Country : United States Label : Brainfeeder Genres and styles : Funk / Jazz Year : 2024

Louis Cole, Metropol Orkest & Jules Buckley – Nothing

· by Michel Labrecque

Louis Cole is part of the jazz ecosystem led by saxophonist Kamasi Washington, founded in the 2000s with Thundercat, Miles Mosley, Cameron Graves and many others. Creators who wanted to mix jazz with more pop music: funk, hip-hop, R&B, in an urban southern Californian atmosphere.
Louis Cole is first a drummer, became a multi-instrumentalist, then a composer and arranger. He claims as much inspiration from the Beach Boys and Stevie Wonder as from experimental jazz. Nothing is his fifth solo album, produced in collaboration with the Metropol Orkest based in the Netherlands. For eight decades, this symphony orchestra has made a specialty of accompanying pop and jazz musicians, from Elvis Costello to Jacob Collier, Snarky Puppy and Brian Eno.

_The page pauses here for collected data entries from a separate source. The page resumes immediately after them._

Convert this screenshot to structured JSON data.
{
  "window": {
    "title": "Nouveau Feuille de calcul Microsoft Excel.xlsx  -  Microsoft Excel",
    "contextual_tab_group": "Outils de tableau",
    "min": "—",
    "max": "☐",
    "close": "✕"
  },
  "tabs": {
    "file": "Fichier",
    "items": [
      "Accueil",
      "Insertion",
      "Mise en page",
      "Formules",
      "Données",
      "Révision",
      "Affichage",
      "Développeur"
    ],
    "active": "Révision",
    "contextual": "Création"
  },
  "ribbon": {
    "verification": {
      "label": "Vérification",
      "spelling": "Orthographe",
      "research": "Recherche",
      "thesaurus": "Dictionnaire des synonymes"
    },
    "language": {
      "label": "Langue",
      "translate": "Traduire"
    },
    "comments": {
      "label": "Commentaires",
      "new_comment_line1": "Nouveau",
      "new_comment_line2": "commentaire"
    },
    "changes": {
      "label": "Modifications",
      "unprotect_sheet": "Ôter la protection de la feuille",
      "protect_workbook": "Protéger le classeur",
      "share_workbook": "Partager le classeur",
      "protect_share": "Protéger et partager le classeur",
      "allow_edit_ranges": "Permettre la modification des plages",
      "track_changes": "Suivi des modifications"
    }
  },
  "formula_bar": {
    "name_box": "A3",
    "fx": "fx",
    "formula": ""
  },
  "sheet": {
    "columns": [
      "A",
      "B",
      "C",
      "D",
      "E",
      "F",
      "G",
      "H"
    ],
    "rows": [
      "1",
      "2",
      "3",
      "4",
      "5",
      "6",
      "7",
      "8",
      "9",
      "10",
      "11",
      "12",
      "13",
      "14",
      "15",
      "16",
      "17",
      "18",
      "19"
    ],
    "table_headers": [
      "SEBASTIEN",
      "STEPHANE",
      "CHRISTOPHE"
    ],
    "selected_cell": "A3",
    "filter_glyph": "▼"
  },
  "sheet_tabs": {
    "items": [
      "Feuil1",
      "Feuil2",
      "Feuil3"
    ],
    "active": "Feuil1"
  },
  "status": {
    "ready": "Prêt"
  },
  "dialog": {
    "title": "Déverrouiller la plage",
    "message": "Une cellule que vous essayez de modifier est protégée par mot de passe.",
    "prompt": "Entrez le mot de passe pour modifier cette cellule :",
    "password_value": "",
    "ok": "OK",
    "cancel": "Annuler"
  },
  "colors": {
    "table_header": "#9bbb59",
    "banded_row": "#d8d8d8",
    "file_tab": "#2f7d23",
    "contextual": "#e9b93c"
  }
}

Led by the British Jules Buckley, the Metropol Orkest does not just accompany artists. It often transforms their music with bold arrangements, which are completely different from one artist to another. 
For Nothing, the fusion between Louis Cole and the orchestra is total, for these seventeen pieces whose duration varies from one minute and twenty-four seconds to eleven minutes and eleven seconds. Except two songs from previous albums, all the material for Nothing is original. We go from ethereal orchestral music to funk prog that Robert Fripp, the founding guitarist of King Crimson, would not disavow. At the center of this proposition, we also find the voice of Genevieve Artadi, omnipresent throughout the album, who has worked with Cole for more than a decade.

Nothing demonstrates Louis Cole’s ambitions to make increasingly complex music, while offering catchy choruses and, sometimes, dance music. One thing is certain, this album is anything but Nothing. Louis Cole seems to enjoy choosing titles that evoke nothing: Who Cares, Doesn’t Matter, It All Passes. Dark humor?

The album is not perfect. I found some of the Metropol Orkest’s arrangements too obvious, not subtle enough. There are some long pieces. But, overall, it is a very successful experience, which requires a thorough listening. Louis Cole and the Orkest have toured and will tour in Europe. As for North America, it remains to be seen. Let’s hope!